Au lendemain du meurtre signalé ce matin au quartier Boikene, cellule Munzambayi, un habitant, monsieur Loswire shabani, affirme avoir effectué une visite dans le camp militaire situé à quelques mètres du lieu de l'attaque.
Selon son témoignage, il n'aurait trouvé sur place que trois militaires, dont deux souffrant de troubles mentaux et un autre présentant un handicap physique.
« Après tout ce que les ADF font subir à la population, le moral est à bout. Le plus choquant est que le camp militaire le plus proche du lieu du drame se trouve à moins de 300 mètres. En le visitant, je n'y ai trouvé que trois militaires : deux souffrant de troubles mentaux et un autre handicapé d'une jambe. Dans ces conditions, devons-nous continuer à nous taire ? », s'interroge-t-il.

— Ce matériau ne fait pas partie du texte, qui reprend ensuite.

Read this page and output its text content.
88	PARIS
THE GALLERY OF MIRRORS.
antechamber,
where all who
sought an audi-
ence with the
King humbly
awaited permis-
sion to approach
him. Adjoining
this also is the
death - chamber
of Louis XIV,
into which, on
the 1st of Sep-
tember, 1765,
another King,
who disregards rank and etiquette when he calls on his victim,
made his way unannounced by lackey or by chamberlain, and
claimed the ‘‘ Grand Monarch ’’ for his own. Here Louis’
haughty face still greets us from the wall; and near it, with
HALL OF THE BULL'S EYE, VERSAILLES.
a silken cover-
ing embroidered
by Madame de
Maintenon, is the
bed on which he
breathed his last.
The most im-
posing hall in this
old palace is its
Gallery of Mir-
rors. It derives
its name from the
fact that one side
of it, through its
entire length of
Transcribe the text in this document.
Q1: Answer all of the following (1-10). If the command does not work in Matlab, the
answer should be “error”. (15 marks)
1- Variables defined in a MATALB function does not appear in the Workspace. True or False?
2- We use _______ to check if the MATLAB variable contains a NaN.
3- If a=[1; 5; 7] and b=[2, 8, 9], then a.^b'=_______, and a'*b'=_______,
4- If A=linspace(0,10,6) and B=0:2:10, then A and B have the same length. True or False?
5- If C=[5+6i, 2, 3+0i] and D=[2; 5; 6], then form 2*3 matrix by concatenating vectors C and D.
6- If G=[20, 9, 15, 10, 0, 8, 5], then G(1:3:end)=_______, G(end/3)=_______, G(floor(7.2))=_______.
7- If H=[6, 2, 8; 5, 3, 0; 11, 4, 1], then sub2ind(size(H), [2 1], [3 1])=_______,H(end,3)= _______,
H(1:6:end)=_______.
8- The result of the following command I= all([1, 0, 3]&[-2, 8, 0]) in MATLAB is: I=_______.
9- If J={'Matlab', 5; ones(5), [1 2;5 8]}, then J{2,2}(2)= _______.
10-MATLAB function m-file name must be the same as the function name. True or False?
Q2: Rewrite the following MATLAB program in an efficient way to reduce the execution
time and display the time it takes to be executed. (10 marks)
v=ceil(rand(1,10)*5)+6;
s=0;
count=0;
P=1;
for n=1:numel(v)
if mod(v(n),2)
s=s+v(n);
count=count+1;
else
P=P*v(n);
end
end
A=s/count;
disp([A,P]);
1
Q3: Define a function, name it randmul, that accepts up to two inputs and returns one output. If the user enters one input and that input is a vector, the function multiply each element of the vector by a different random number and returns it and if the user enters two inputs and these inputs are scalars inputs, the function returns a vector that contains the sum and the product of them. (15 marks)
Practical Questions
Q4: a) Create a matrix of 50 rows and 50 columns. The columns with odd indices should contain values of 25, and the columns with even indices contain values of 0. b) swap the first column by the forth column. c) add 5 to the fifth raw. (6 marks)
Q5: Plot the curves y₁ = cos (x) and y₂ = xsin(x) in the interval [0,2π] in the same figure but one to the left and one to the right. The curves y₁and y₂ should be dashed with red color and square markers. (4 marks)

Si ces affirmations venaient à être confirmées, elles soulèveraient de sérieuses questions sur le dispositif sécuritaire déployé dans une zone régulièrement ciblée par les attaques des ADF.
Pendant ce temps, la population de Beni continue de payer un lourd tribut à l'insécurité, tandis que les auteurs de ces violences poursuivent leurs incursions meurtrières contre les civils.